I saw green individuals first, then some that were a darker olive green, 


lighter brown ones, 


and then very dark brown ones all within one small area! Look at him! Isn't he gorgeous?


The dark katydids resembled their green counterparts, but the color was so different that I thought it would be good to document their songs. Would they be the same as those of the green male I recorded the month before? John invited me to bring a few home to photograph and record, since I would return them to their home as soon as I was able to obtain this documentation. 

First, I needed to get some closeup photos of the cerci (the male's posterior projections that can be used to determine the species). Katydids are not necessarily gracious and cooperative about letting humans photograph their anatomy, but my experience with meadow katydids has been that both males and females will ascend to the terrarium’s screen lid and walk upside down along it. 


I was right about the screen lid, but the male whose cerci I tried to photograph simply wouldn’t stand still and pose. I was persistent and eventually obtained a clear enough photo to show that the cerci were indeed the same as those of green males. 



And a recording? I used the same home studio recording process that worked with the green male and with the Fork-tailed Bush Katydid. Yes, both of the visiting males sang what was clearly a Straight-lanced song. There was a fast “whirr” followed by the slower, more decisive pattern.  In one lengthy proclamation, I counted the pulses at 24 per second for the fast whirr and only 8-9 per second for the slower passage. In others, the whirr was about twice the speed of the slower song.
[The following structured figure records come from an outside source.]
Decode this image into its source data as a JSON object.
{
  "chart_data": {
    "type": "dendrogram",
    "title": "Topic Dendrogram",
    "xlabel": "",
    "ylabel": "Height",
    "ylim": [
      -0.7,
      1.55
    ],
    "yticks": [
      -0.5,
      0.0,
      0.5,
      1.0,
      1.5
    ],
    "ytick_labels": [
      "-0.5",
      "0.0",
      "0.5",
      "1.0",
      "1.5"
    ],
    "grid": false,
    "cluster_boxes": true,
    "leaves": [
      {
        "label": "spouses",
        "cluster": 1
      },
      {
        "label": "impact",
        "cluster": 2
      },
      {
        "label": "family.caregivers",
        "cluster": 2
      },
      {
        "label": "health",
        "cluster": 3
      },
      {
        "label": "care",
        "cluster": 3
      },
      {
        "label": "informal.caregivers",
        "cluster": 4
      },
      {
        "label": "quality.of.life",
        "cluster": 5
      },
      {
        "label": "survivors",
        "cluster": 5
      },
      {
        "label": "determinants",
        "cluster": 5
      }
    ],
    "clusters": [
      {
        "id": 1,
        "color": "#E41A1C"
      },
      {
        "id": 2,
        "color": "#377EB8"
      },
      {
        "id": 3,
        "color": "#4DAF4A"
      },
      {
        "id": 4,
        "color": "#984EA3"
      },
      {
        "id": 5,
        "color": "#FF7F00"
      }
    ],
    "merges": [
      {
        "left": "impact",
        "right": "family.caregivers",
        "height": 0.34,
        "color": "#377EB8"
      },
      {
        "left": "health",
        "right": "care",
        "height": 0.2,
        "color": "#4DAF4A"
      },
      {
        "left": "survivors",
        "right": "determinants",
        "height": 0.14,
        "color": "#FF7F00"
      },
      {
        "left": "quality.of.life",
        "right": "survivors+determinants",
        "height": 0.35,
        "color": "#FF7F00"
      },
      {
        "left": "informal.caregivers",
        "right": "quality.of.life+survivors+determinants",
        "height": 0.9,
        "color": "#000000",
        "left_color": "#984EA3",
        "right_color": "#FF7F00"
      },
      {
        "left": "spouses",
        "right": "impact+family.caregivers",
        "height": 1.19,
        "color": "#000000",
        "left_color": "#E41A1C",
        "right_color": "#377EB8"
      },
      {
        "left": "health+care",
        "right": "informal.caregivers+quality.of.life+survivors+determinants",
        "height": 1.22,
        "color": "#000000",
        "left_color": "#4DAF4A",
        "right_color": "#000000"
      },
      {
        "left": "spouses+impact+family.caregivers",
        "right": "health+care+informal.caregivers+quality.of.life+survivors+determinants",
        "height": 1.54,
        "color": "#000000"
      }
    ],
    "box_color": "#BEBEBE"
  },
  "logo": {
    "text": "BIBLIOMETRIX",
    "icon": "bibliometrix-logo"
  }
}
The split-second pauses were present, and so were the bursts of more intense song illustrated by the dark brown individual's song above. The songs of the the brown males were consistent with those of the green male I'd recorded a month earlier.

Now that John and I both had photo documentation and I had recordings, it was time for these little beauties to return home. However, I had limited confidence in my ability to get them into traveling containers, as they are very accomplished jumpers. 

Instead, I took the terrariums themselves right to the exact spot where we'd caught these katydids, and then I removed the lids. The brown katydids leaped out and disappeared into the plants they knew so well.




How fortunate I am to have had the opportunity to see, photograph, and record them!